I wrote a simple benchmark to see what is the gain of using pmr::vector in comparison with std::vector.
In benchmarks , pmr::vector uses n unsynchronized_pool_resource . As upstream a monotonic buffer is used as well. Have a look in benchmark code
#include <iostream>
#include <memory_resource>
#include <chrono>
#include <functional>
static void pmrVector(benchmark::State& state)
{
constexpr size_t BUF_SIZE = 2048;
std::pmr::pool_options options;
options.max_blocks_per_chunk = 4;
options.largest_required_pool_block = 64;
alignas(8) std::array<char,BUF_SIZE> buffer; // a small buffer on the stack
//std::cout <<options.largest_required_pool_block << std::endl;
std::pmr::monotonic_buffer_resource pool{std::data(buffer), std::size(buffer)};
std::pmr::unsynchronized_pool_resource mem (options,&pool);
for (auto _ : state)
{
std::pmr::vector<char> vec{ &mem };
for(char i = 'a'; i < 'z';++i)
{
vec.emplace_back(i);
benchmark::DoNotOptimize(vec);
}
}
}
static void stdVector(benchmark::State& state)
{
for (auto _ : state)
{
std::vector<char> vec{};
for(char i = 'a'; i < 'z';++i)
{
vec.emplace_back(i);
benchmark::DoNotOptimize(vec);
}
}
}
BENCHMARK(pmrVector);
BENCHMARK(stdVector);
The pmr::vector is 3x slower that std::vector.

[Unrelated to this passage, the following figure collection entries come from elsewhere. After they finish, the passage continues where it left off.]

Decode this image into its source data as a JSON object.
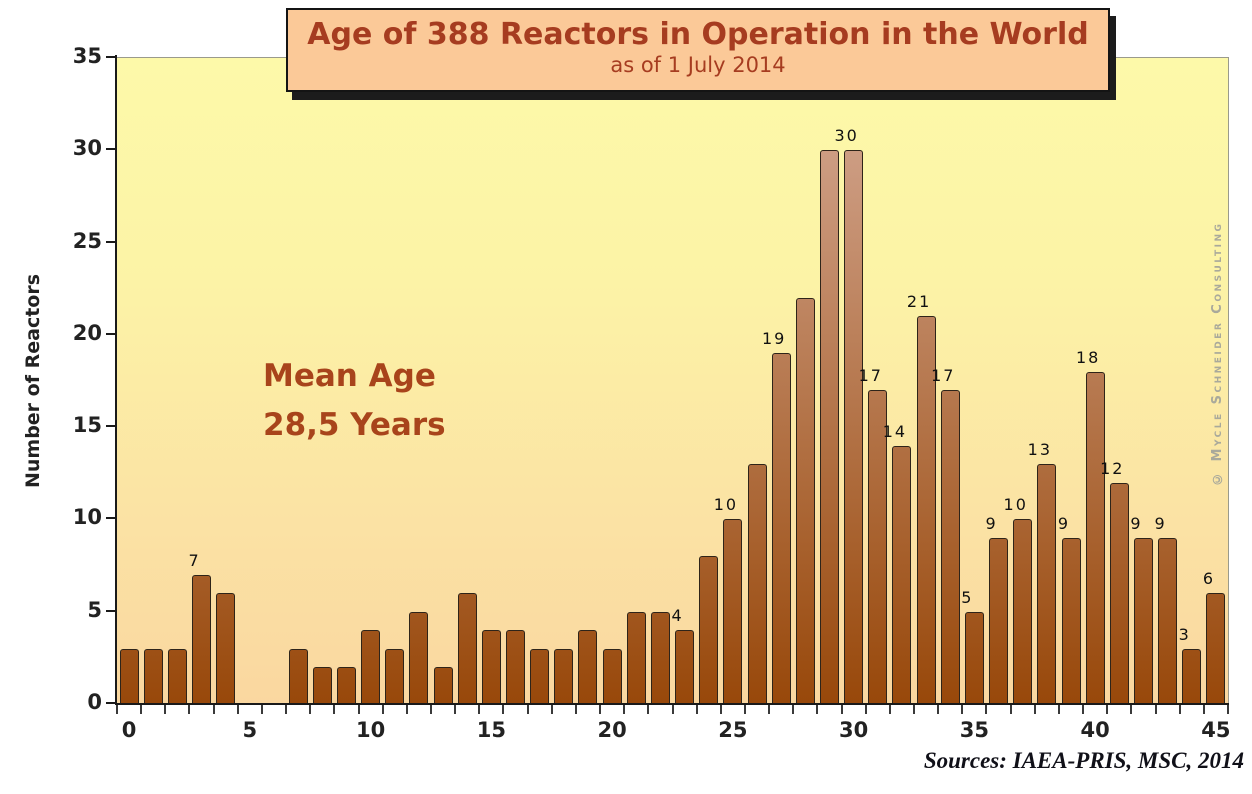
{
  "title_box": {
    "title": "Age of 388 Reactors in Operation in the World",
    "subtitle": "as of 1 July 2014",
    "text_color": "#a63c20",
    "bg_color": "#fbc998",
    "border_color": "#141414"
  },
  "annotation": {
    "line1": "Mean Age",
    "line2": "28,5 Years",
    "color": "#a8441b"
  },
  "watermark": "© Mycle Schneider Consulting",
  "sources": "Sources: IAEA-PRIS, MSC, 2014",
  "chart_data": {
    "type": "bar",
    "title": "Age of 388 Reactors in Operation in the World",
    "subtitle": "as of 1 July 2014",
    "xlabel": "",
    "ylabel": "Number of Reactors",
    "x": [
      0,
      1,
      2,
      3,
      4,
      5,
      6,
      7,
      8,
      9,
      10,
      11,
      12,
      13,
      14,
      15,
      16,
      17,
      18,
      19,
      20,
      21,
      22,
      23,
      24,
      25,
      26,
      27,
      28,
      29,
      30,
      31,
      32,
      33,
      34,
      35,
      36,
      37,
      38,
      39,
      40,
      41,
      42,
      43,
      44,
      45
    ],
    "values": [
      3,
      3,
      3,
      7,
      6,
      0,
      0,
      3,
      2,
      2,
      4,
      3,
      5,
      2,
      6,
      4,
      4,
      3,
      3,
      4,
      3,
      5,
      5,
      4,
      8,
      10,
      13,
      19,
      22,
      30,
      30,
      17,
      14,
      21,
      17,
      5,
      9,
      10,
      13,
      9,
      18,
      12,
      9,
      9,
      3,
      6
    ],
    "total_reactors": 388,
    "bar_labels": {
      "3": "7",
      "23": "4",
      "25": "10",
      "27": "19",
      "30": "30",
      "31": "17",
      "32": "14",
      "33": "21",
      "34": "17",
      "35": "5",
      "36": "9",
      "37": "10",
      "38": "13",
      "39": "9",
      "40": "18",
      "41": "12",
      "42": "9",
      "43": "9",
      "44": "3",
      "45": "6"
    },
    "xticks": [
      0,
      5,
      10,
      15,
      20,
      25,
      30,
      35,
      40,
      45
    ],
    "yticks": [
      0,
      5,
      10,
      15,
      20,
      25,
      30,
      35
    ],
    "xlim": [
      -0.5,
      45.5
    ],
    "ylim": [
      0,
      35
    ],
    "grid": false,
    "legend": null,
    "colors": {
      "plot_bg_top": "#fdf9a9",
      "plot_bg_bottom": "#fad7a0",
      "bar_gradient_top": "#d6ab97",
      "bar_gradient_bottom": "#98480a",
      "bar_border": "#2e2419",
      "axis": "#1a1a1a",
      "tick_label": "#222222",
      "bar_value_label": "#111111"
    }
  }
}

Comparing with monotonic buffer seems that the unsynchronized_pool_resource has huge penalty. Have a look in this benchmark benchmark monotonic buffer only
Performance comparison using unsynchronized_pool_resource
Have a look in performance comparison using only monotonic buffer


You have to be very careful of what you are timing really. I did some reasonable changes to your test and I can see an improvement, probably mostly coming from not needing to use the system-wide allocation. (Advantages of PMR go beyond this.)